The creature was badly hurt. It had passed the horizon of pain into territory that was strange indeed. Irreversible changes had taken place in its body. In a distant way, it even understood that it was dying. But first there was an obligation.
It hid in the shadowed fields beyond the reach of the searchlights. When it concentrated it could smell the man, the one who had hurt it. This one, whom it had badly underestimated, was the real threat. And every instinct screamed for it to get to him, to find and kill him.
It began to wiggle forward. It lay between rows of corn, just a few dozen meters southwest of the colony. The searchlights still swept across the ground, and the men still walked the edge of the camp.
How to get past the firevines? It moaned hungrily.
In the next instant the solution presented itself. One of the men ran his forepaw along a section of vine. He touched it—leaned on it. It recognized the section.

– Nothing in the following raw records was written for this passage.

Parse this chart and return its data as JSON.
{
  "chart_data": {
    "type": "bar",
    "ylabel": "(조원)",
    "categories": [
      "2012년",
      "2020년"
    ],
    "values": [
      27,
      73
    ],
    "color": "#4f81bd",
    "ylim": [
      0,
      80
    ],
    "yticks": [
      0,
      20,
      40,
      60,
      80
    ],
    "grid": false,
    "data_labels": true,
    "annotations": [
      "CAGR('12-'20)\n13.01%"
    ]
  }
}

This was the same stretch of firevine that had bitten it before. It seemed safe now. Perhaps firevines could only bite once...
The man was alone and not even looking in its direction. Now. Now, as the searchlights crisscrossed, there was a moment in which darkness was almost total, when shadow licked the fence, the man, and a stretch leading almost to the fields.